Relativamente à seleção Caminhos, a mais importante do certame, fica patente o compromisso e a motivação da produção nacional no desenvolvimento causas, alguma delas fraturantes. Algo que se verifica tanto no território da ficção como no documentário (em longas e curtas metragens), embora talvez de uma forma mais marcada na imagem real, numa edição que retomar o fôlego após as limitações naturais da crise sanitária, embora com alguns filmes que tiveram uma consagração em festivais internacionais. Falamos, desde logo, do fulgurante percurso do notável A Metamorfose dos Pássaros, de Catarina Vasconcelos, o filme recentemente escolhido pera representar Portugal nas nomeações ao Óscar de Melhor Filme Internacional. Este que logo em Berlin, edição de 2020, na secção Encounters, se revelou como um fenómeno aglutinador de aplausos generalizados, talvez devidos à forma como a cineasta soube fundir a linguagem cinematográfica com o poder da palavra, conferido pelas cartas de amor da sua família, aliando uma visão profundamente icónica, própria de uma artista plástica, conferindo ao filme aquela leveza que não pertence aos homens, mas aos seres alados, e que atribui a este filme aquele condão raro de uma verdadeira preciosidade no cinema.
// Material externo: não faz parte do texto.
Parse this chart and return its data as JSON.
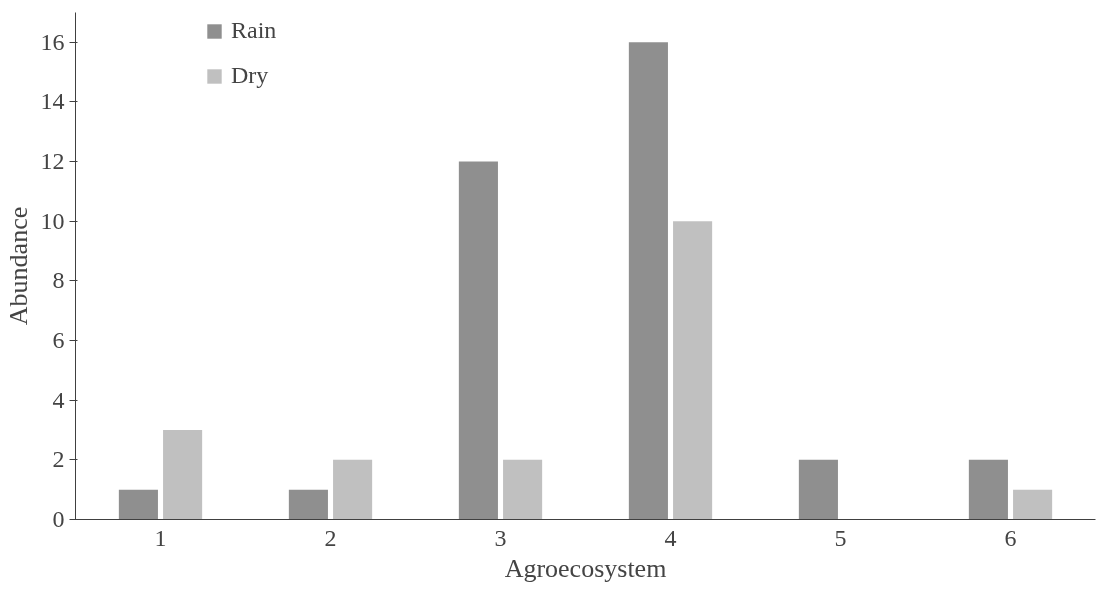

Também da Berlinale, mas de 2021, chega-nos O Taxi de Jack, de Susana Nobre, um filme que tivemos oportunidade de seguir na versão online do festival, evocando a burocracia e o desemprego em Portugal, ou ainda de Diários de Otsoga, de Miguel Gomes, realizado em plena crise covid, igualmente conferido durante na Quinzena dos Realizadores, no último Festival de Cannes.
Merece referência também o caso da surpreendente e tocante comédia romântica Gaza mon Amour, dos gémeos palestinos Tarzan e Arab Nasser, uma co-produção internacional palestina, em parceria com a Ukbar Filmes, de Pandora da Cunha Telles e Pablo Iraola, com estreia mundial no passado festival de Veneza (e exibido também no passado IndieLisboa), e a escolha para a nomeação aos Óscares, sobre o poder do amor sem idade (com Hiam Abbass).
Ainda a concurso, Sombra, de Bruno Gascon, com Ana Moreira, aflorando um outro aspeto da condição humana, uma vez mais, inspirada em factos reais (como em Carga, de 2018, sobre o tráfico de seres humanos), neste caso, seguindo o trauma do desaparecimento do filho de um casal durante 15 anos; também A Arte de Morrer Longe, de Júlio Alves (depois de Sacavém, de 2019), compondo uma comédia alicerçada nos conflitos do fim de uma relação conjugal; ou o acto de amor de O Úlitmo Banho, de David Bonneville (também com inúmeras presenças internacionais), com Anabela e Margarida Moreira; ainda o gesto de cinema em Simon Calls, uma produção da Videolotion, com realização de Marta Sousa Ribeiro; por fim, The Club of Angels, uma co-produção entre Portugal e o Brasil, assinadas por Angelo Defanti.
O mérito já lá está. Vejamos então quem celebra a ‘queima das fitas’.